Doing some bad things, it is possible to get to a state where a migration is recorded as executed without all of its dependencies being executed. For example, if we have migrations for the same app developed on separate branches, and the person who merges them decides to resolve the conflict not by adding a "merge migration" as suggested by Django, but by editing the dependencies on migrations which were already run.
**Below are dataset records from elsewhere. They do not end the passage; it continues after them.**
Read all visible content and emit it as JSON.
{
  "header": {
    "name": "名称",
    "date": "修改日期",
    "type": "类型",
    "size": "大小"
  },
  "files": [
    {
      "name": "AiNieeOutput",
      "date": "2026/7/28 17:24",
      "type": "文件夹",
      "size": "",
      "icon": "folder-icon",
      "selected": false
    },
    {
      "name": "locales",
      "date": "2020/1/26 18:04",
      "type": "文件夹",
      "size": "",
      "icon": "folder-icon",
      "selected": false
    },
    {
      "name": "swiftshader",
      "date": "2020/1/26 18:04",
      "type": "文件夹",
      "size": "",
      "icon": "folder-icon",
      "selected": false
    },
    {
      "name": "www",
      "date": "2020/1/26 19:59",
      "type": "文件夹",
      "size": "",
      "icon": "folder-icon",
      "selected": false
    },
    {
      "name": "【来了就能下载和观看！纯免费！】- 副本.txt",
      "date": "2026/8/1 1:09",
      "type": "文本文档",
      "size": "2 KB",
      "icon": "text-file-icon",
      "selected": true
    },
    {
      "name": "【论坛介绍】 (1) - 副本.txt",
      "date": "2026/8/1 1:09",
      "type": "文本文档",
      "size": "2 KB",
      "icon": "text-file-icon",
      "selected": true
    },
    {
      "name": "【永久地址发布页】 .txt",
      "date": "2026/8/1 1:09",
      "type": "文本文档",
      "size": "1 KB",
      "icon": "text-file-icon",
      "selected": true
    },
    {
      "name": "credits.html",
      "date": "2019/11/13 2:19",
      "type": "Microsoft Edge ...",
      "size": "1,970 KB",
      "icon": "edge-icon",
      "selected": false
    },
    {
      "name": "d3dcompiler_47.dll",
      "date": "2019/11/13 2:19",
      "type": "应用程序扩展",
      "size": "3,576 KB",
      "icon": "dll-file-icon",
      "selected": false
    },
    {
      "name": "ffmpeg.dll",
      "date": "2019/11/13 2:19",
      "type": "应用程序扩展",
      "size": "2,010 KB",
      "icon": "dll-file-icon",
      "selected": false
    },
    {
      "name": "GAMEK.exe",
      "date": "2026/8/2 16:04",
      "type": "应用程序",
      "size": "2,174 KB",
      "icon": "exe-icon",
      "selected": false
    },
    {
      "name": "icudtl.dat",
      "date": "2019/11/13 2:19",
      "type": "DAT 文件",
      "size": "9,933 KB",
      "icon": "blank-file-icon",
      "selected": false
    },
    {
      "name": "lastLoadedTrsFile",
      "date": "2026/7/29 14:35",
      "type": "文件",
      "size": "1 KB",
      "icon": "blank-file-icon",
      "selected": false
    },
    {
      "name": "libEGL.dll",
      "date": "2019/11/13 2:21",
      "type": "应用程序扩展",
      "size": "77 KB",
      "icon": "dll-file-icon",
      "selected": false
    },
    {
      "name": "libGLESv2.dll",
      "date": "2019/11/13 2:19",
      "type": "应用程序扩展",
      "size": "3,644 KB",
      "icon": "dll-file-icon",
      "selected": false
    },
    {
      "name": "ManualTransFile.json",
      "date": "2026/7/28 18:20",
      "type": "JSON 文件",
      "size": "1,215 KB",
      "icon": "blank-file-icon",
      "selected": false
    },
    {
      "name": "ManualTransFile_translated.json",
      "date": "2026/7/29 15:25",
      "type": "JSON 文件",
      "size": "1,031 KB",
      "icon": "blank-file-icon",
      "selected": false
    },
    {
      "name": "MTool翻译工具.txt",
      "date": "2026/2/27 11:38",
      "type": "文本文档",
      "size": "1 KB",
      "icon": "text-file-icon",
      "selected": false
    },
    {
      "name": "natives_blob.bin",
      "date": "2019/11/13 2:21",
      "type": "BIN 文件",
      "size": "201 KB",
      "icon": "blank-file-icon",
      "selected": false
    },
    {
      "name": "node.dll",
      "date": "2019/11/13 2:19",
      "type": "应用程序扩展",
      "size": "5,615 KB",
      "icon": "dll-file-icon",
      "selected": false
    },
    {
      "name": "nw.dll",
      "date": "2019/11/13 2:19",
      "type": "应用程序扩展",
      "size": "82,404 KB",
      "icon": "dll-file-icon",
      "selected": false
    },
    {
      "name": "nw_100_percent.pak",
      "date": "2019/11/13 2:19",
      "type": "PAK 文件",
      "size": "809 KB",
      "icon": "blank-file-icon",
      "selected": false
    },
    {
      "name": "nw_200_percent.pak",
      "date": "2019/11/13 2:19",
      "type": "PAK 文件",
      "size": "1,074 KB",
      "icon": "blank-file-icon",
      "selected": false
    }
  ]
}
One should not do that, of course, but if one does do that, Django should refuse to do anything with these migrations until the situation is resolved. Currently, it just happily ignores the unfulfilled dependencies, and will migrate forwards and even cheerfully create new migrations. We don't even have an InconsistentMigrationHistory
exception.
A failing test draft (add at the end of tests/migrations/test_executor.py
):
def test_reject_holes_in_history(self):
"""
If the history is inconsistent with the sources, cry foul
a: 1 <--- 2 <--- 3
If a2 is applied already and a1 is not, and we're asked to migrate to
a3, then something is very wrong and we should not proceed
"""
a1_impl = FakeMigration('a1')
a1 = ('a', '1')
a2_impl = FakeMigration('a2')
a2 = ('a', '2')
a3_impl = FakeMigration('a3')
a3 = ('a', '3')
graph = MigrationGraph()
graph.add_node(a1, a1_impl)
graph.add_node(a2, a2_impl)
graph.add_node(a3, a3_impl)
graph.add_dependency(None, a2, a1)
graph.add_dependency(None, a3, a2)
executor = MigrationExecutor(None)
executor.loader = FakeLoader(graph, {a2})
with self.assertRaises(Exception):
plan = executor.migration_plan({a3})
Yeah, as discussed at DutH Django should bail out loudly.